Sa question interloqua visiblement les deux nouveaux administrateurs.

— Laisser faire quoi, Mara ? Notre famille se trouve toujours à la tête du quartier Volbar, nous pouvons nous estimer heureux. Et ce n’est pas grâce à toi. C’est de ta faute si Lajos a décidé de marcher sur la moitié de la ville. Où est-ce que tu étais passée ?

Dami approuva de la tête l’intervention de sa femme pendant que Mara portait le verre à sa bouche et absorbait l’alcool qui lui brûla la gorge. Elle ignora volontairement la question de sa belle-sœur, en qui elle n’avait aucune confiance. Ce n’était certainement pas cette traînée qui porterait secours à Mevanor ou à leurs compagnons restés dans la Nouvelle Vallée. Son seul soutien à présent viendrait du Premier Cercle. D’Ilohaz, s’il voulait encore d’elle.

— Notre père a été honteusement jeté en prison et cela vous convient ? Enfin, notre quartier est le plus puissant de la Cité, et les Kegal arrivent juste derrière ! Ce n’est pas cette vieille garce de Vélina qui peut enfermer comme ça trois des dirigeants les plus influents de la ville !

Dami parut soudain mal à l’aise et se tourna vers sa femme en grimaçant. Celle-ci soupira et secoua la tête comme pour rejeter les propos de Mara.

— Écoute, nous t’avons expliqué rapidement les événements, mais tu ne sembles pas avoir compris toutes les implications des actions de ton père et des Kegal. Le quartier Volbar n’est plus qu’une partie de la ville parmi vingt-cinq autres. La vassalité a été interdite. C’est le Trésor de la Cité qui s’occupe maintenant des comptes de chaque administrateur. Et les miliciens ont tous dû intégrer la Garde et obéissent à présent aux ordres du Général Ekvar. Essaie de te rebeller si tu le souhaites, tu finiras derrière les barreaux plus vite que ton père. Sois raisonnable, nous ne te suivrons pas là-dedans.

Le verre que Mara tenait encore entre les mains se brisa violemment contre un des murs de la pièce. La jeune femme se leva, rouge de colère. Tout était donc perdu ! Tout ce que son père, sa mère et elle-même avaient bâti depuis des années !

— Si c’est le cas, alors notre quartier n’est pas le seul à avoir été dépouillé de ses droits ! Tous les administrateurs ne peuvent pas avoir accepté si facilement l’idéologie autoritariste de Vélina ! Nous pouvons encore nous battre. Nous avons d’autres alliés, partout dans la Cité. Les contrebandiers ; le Commandant Ilohaz ; la Grande Prêtresse aussi, et elle dispose d’une armée qu’Ekvar ne se risquera pas à démanteler !
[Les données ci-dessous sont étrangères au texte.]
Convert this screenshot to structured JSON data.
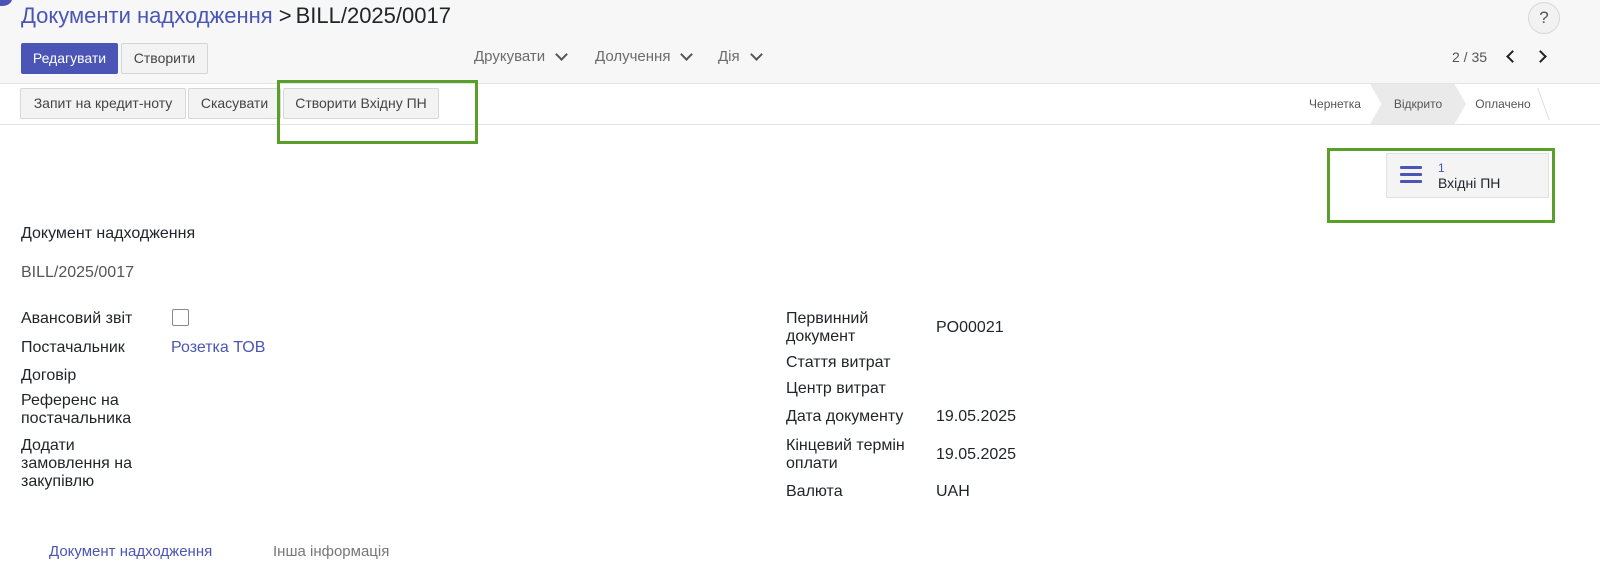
{
  "breadcrumb": {
    "parent": "Документи надходження",
    "separator": ">",
    "current": "BILL/2025/0017"
  },
  "help_label": "?",
  "toolbar": {
    "edit_label": "Редагувати",
    "create_label": "Створити",
    "print_label": "Друкувати",
    "attach_label": "Долучення",
    "action_label": "Дія"
  },
  "pager": {
    "value": "2 / 35"
  },
  "status_actions": {
    "credit_note_label": "Запит на кредит-ноту",
    "cancel_label": "Скасувати",
    "create_receipt_label": "Створити Вхідну ПН"
  },
  "stages": [
    {
      "label": "Чернетка"
    },
    {
      "label": "Відкрито"
    },
    {
      "label": "Оплачено"
    }
  ],
  "smart_button": {
    "count": "1",
    "label": "Вхідні ПН"
  },
  "form": {
    "title_label": "Документ надходження",
    "title_value": "BILL/2025/0017",
    "left": {
      "advance_label": "Авансовий звіт",
      "vendor_label": "Постачальник",
      "vendor_value": "Розетка ТОВ",
      "contract_label": "Договір",
      "vendor_ref_label": "Референс на постачальника",
      "add_po_label": "Додати замовлення на закупівлю"
    },
    "right": {
      "source_doc_label": "Первинний документ",
      "source_doc_value": "PO00021",
      "expense_item_label": "Стаття витрат",
      "cost_center_label": "Центр витрат",
      "doc_date_label": "Дата документу",
      "doc_date_value": "19.05.2025",
      "due_date_label": "Кінцевий термін оплати",
      "due_date_value": "19.05.2025",
      "currency_label": "Валюта",
      "currency_value": "UAH"
    }
  },
  "tabs": [
    {
      "label": "Документ надходження"
    },
    {
      "label": "Інша інформація"
    }
  ],
  "colors": {
    "accent": "#4a55b5",
    "highlight": "#5a9e2b"
  }
}
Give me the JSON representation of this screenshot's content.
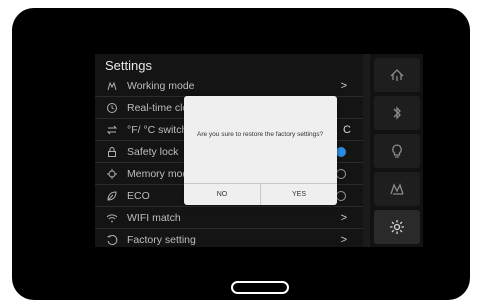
{
  "settings": {
    "title": "Settings",
    "items": [
      {
        "label": "Working mode",
        "icon": "working-mode-icon",
        "right": ">"
      },
      {
        "label": "Real-time clo",
        "icon": "clock-icon",
        "right": ""
      },
      {
        "label": "°F/ °C switch",
        "icon": "unit-switch-icon",
        "right": "C"
      },
      {
        "label": "Safety lock",
        "icon": "lock-icon",
        "right": ""
      },
      {
        "label": "Memory mod",
        "icon": "memory-icon",
        "right": ""
      },
      {
        "label": "ECO",
        "icon": "leaf-icon",
        "right": ""
      },
      {
        "label": "WIFI match",
        "icon": "wifi-icon",
        "right": ">"
      },
      {
        "label": "Factory setting",
        "icon": "factory-reset-icon",
        "right": ">"
      }
    ]
  },
  "sidebar": {
    "buttons": [
      {
        "icon": "shower-icon"
      },
      {
        "icon": "bluetooth-icon"
      },
      {
        "icon": "bulb-icon"
      },
      {
        "icon": "mode-icon"
      },
      {
        "icon": "gear-icon",
        "active": true
      }
    ]
  },
  "dialog": {
    "message": "Are you sure to restore the factory settings?",
    "no_label": "NO",
    "yes_label": "YES"
  },
  "colors": {
    "accent": "#2b8ce0",
    "background": "#000000",
    "dialog": "#efefef"
  }
}
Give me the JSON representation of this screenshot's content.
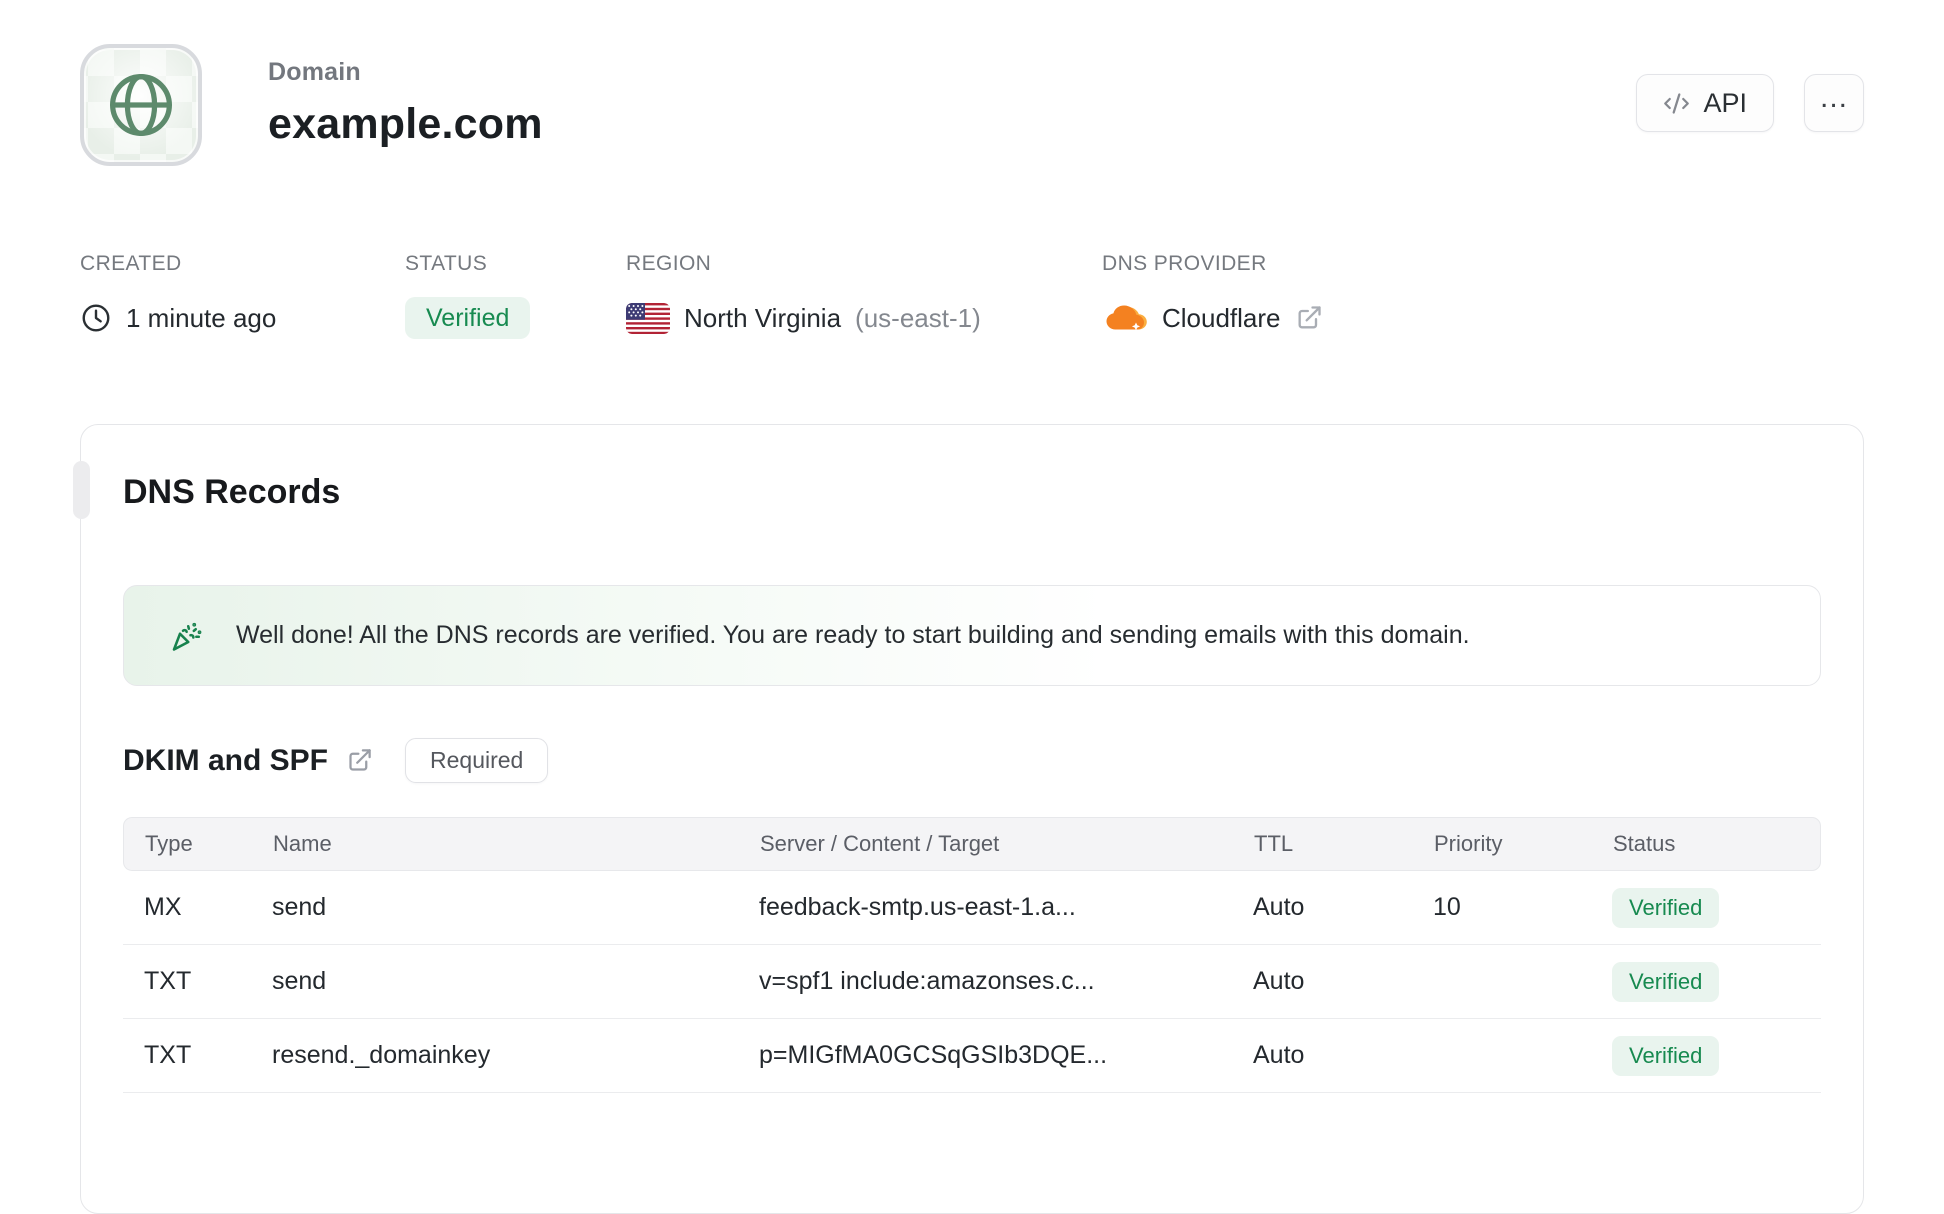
{
  "header": {
    "kicker": "Domain",
    "title": "example.com",
    "api_button_label": "API",
    "menu_button_glyph": "..."
  },
  "meta": {
    "created_label": "CREATED",
    "created_value": "1 minute ago",
    "status_label": "STATUS",
    "status_value": "Verified",
    "region_label": "REGION",
    "region_value": "North Virginia",
    "region_code": "(us-east-1)",
    "dns_provider_label": "DNS PROVIDER",
    "dns_provider_value": "Cloudflare"
  },
  "dns_card": {
    "title": "DNS Records",
    "alert_text": "Well done! All the DNS records are verified. You are ready to start building and sending emails with this domain.",
    "section_title": "DKIM and SPF",
    "required_badge": "Required",
    "table": {
      "headers": [
        "Type",
        "Name",
        "Server / Content / Target",
        "TTL",
        "Priority",
        "Status"
      ],
      "rows": [
        {
          "type": "MX",
          "name": "send",
          "content": "feedback-smtp.us-east-1.a...",
          "ttl": "Auto",
          "priority": "10",
          "status": "Verified"
        },
        {
          "type": "TXT",
          "name": "send",
          "content": "v=spf1 include:amazonses.c...",
          "ttl": "Auto",
          "priority": "",
          "status": "Verified"
        },
        {
          "type": "TXT",
          "name": "resend._domainkey",
          "content": "p=MIGfMA0GCSqGSIb3DQE...",
          "ttl": "Auto",
          "priority": "",
          "status": "Verified"
        }
      ]
    }
  },
  "icons": {
    "globe": "globe",
    "code": "</>",
    "ellipsis": "...",
    "clock": "clock",
    "us_flag": "us-flag",
    "cloudflare": "cloudflare-cloud",
    "external_link": "external-link",
    "confetti": "party-popper"
  },
  "colors": {
    "verified_text": "#178a50",
    "verified_bg": "#e9f4ee",
    "globe_green": "#5d8a6c",
    "alert_green": "#e8f3ea",
    "cloudflare_orange": "#f48120",
    "cloudflare_light": "#faae40",
    "flag_red": "#b22335",
    "flag_blue": "#3d3b74",
    "border": "#e5e6e9",
    "muted_text": "#75797f"
  }
}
Pendant un instant, Clane ne répondit pas. Elle se contenta de fixer Mara de ses deux yeux bleus pathétiques.

— Tu divagues complètement, Mara, lâcha-t-elle au bout d’un moment. Des contrebandiers ? La Grande Prêtresse ? Quant au Commandant Ilohaz, il ne sera plus d’aucune utilité à personne. Il a été exécuté hier pour haute trahison.

Le visage de la brune se vida soudain de toute couleur et de toute chaleur. Elle avait dû mal entendre.

— Qu’est-ce que tu dis ? demanda-t-elle faiblement.

Sa belle-sœur fronça les sourcils puis la regarda avec lassitude, comme si elle s’adressait à une toute jeune enfant.

— Le Général a réussi à capturer une bande d’anarchistes qui se faisait appeler le Premier Cercle et dont le Commandant faisait partie. Apparemment, ils projetaient de renverser le nouveau Gouverneur et semer le chaos en ville. Ils ont tous été mis à mort.

Un bourdonnement sourd s’empara des oreilles de Mara. Son corps fut pris d’incontrôlables tremblements, alors qu’elle avait très chaud. Sa vision devint floue. Elle bredouilla une phrase inaudible pour ses deux interlocuteurs et s’enfuit de la pièce en courant.

Ilohaz avait été exécuté. Les mots de Clane tournaient et se mélangeaient dans son esprit, si bien qu’elle ne réussissait pas à leur donner un sens. Ilohaz avait été exécuté. Non, c’était impossible, sa belle-sœur avait menti pour se débarrasser d’elle. Pour lui faire du mal.

Quand elle atteignit ses appartements à l’autre bout du couloir, Mara se réfugia dans sa chambre qu’elle ferma à clé derrière elle. Puis elle s’adossa contre la porte et se laissa glisser jusqu’au sol. Ses jambes ne la portaient plus. Ses lèvres happaient difficilement l’air que ses poumons n’arrivaient plus à contenir.

Ilohaz avait été exécuté.

Alors Mara prit sa tête dans ses mains et se mit à pleurer.